National Resilience forks over $110M for North Carolina manufacturing site in bluebird bio cell therapy partnership

National Resilience, a venture-backed biopharma manufacturing specialist, has made waves since debuting last year with $800 million in funding. In its latest move, the new player is inking a cell therapy partnership with a high-profile partner and once again expanding its manufacturing footprint. 

National Resilience and bluebird bio on Wednesday unveiled a collaboration intended to speed research, development and delivery of next-gen cell therapies. As part of the deal, National Resilience will pay bluebird $110 million upfront and get its hands on a commercial suspension lentiviral vector manufacturing site in North Carolina, where more than 100 people work.

The deal is designed to allow bluebird bio’s oncology cell therapy spinoff—dubbed 2seventy bio—and Resilience to focus on their respective specialties of R&D and manufacturing. Bluebird plans to spin off 2seventy by the end of the year. 

Moving forward, Resilience will provide bluebird bio and 2seventy bio with access to viral vector supplies from the North Carolina plant. Resilience plans to keep all of bluebird's employees and expand on the current production footprint.

Further, the partners plan to share expenses and revenues for cell therapies that come from the collaboration. 

RELATED: National Resilience, months after launching with $800M, snags Sanofi biomanufacturing plant 

National Resilience launched in November 2020 with more than $800 million in funding from ARCH Venture Partners, 8VC and other venture firms. It aims to tackle the well-documented challenges for the pharma supply chain that have become so clear during the pandemic.

Since launching, Resilience has picked up a 310,000-square-foot Sanofi site in Boston and another 250,000-square-foot site in Canada. And in April, the company picked up biologic drug substance maker Ology Bioservices, adding 300 new employees and 200,000 square feet of workspace into the mix. 

For its part, bluebird bio has had its hands full in recent months as it has responded to the safety scare for its key gene therapy Zynteglo. Earlier this year, a phase 1/2 trial in sickle cell disease turned up two blood cancer cases for the therapy, but the company investigated the situation and said the drug was not likely the cause. The FDA has recently cleared the drug to resume late-stage testing. 

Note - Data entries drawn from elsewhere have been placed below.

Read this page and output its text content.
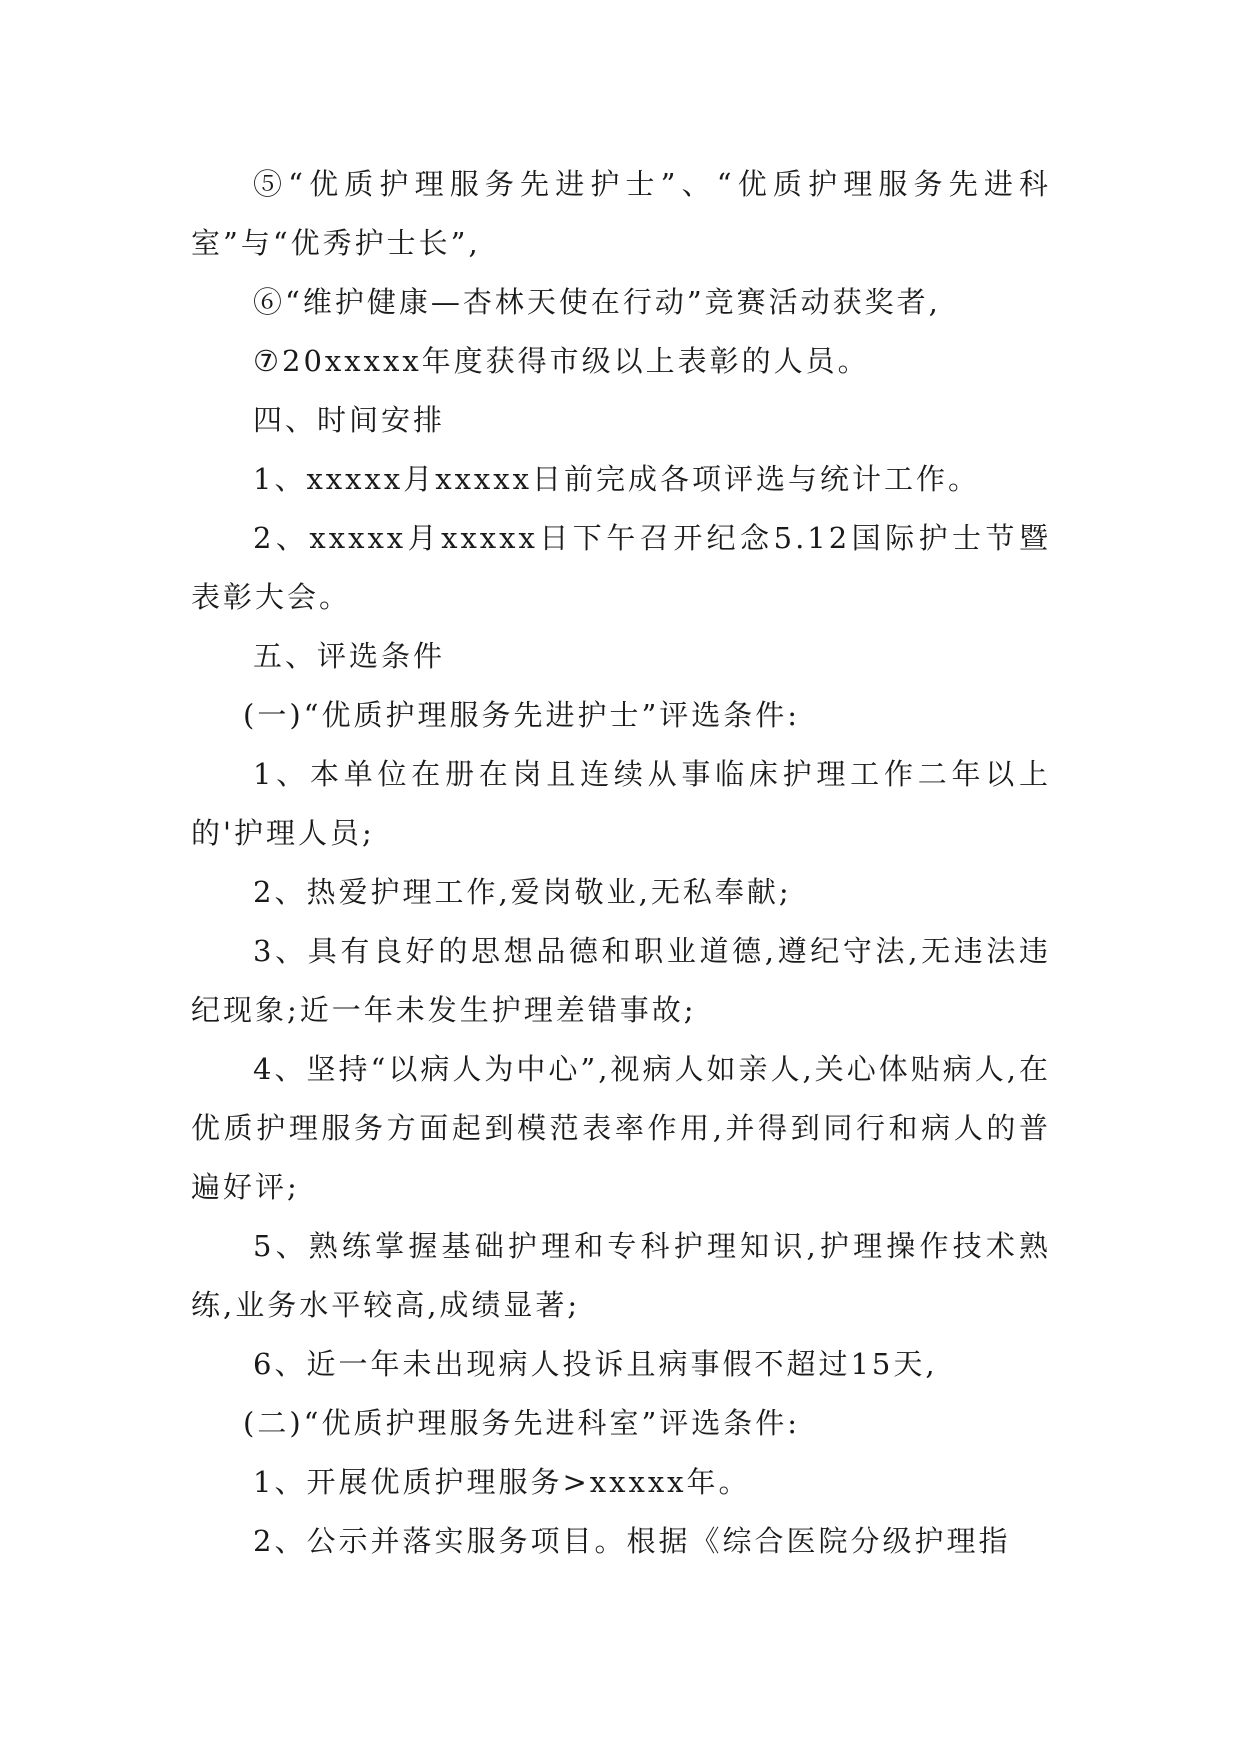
⑤“优质护理服务先进护士”、“优质护理服务先进科室”与“优秀护士长”,

⑥“维护健康—杏林天使在行动”竞赛活动获奖者,

⑦20xxxxx年度获得市级以上表彰的人员。

四、时间安排

1、xxxxx月xxxxx日前完成各项评选与统计工作。

2、xxxxx月xxxxx日下午召开纪念5.12国际护士节暨表彰大会。

五、评选条件

(一)“优质护理服务先进护士”评选条件:

1、本单位在册在岗且连续从事临床护理工作二年以上的'护理人员;

2、热爱护理工作,爱岗敬业,无私奉献;

3、具有良好的思想品德和职业道德,遵纪守法,无违法违纪现象;近一年未发生护理差错事故;

4、坚持“以病人为中心”,视病人如亲人,关心体贴病人,在优质护理服务方面起到模范表率作用,并得到同行和病人的普遍好评;

5、熟练掌握基础护理和专科护理知识,护理操作技术熟练,业务水平较高,成绩显著;

6、近一年未出现病人投诉且病事假不超过15天,

(二)“优质护理服务先进科室”评选条件:

1、开展优质护理服务>xxxxx年。

2、公示并落实服务项目。根据《综合医院分级护理指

RELATED: Bluebird names oncology spinoff, establishes leadership team 

Meanwhile, bluebird halted its rollout in its first launch country, Germany, after failing to reach a reimbursement deal there. As a result, the company pulled the drug from the market and unveiled plans to “reduce and reshape” its workforce in the region. 

Bluebird’s oncology pipeline includes drugs targeting multiple myeloma, Merkel cell carcinoma, acute myeloid leukemia and other diseases, all of which are set to move to 2seventy bio through the spinoff.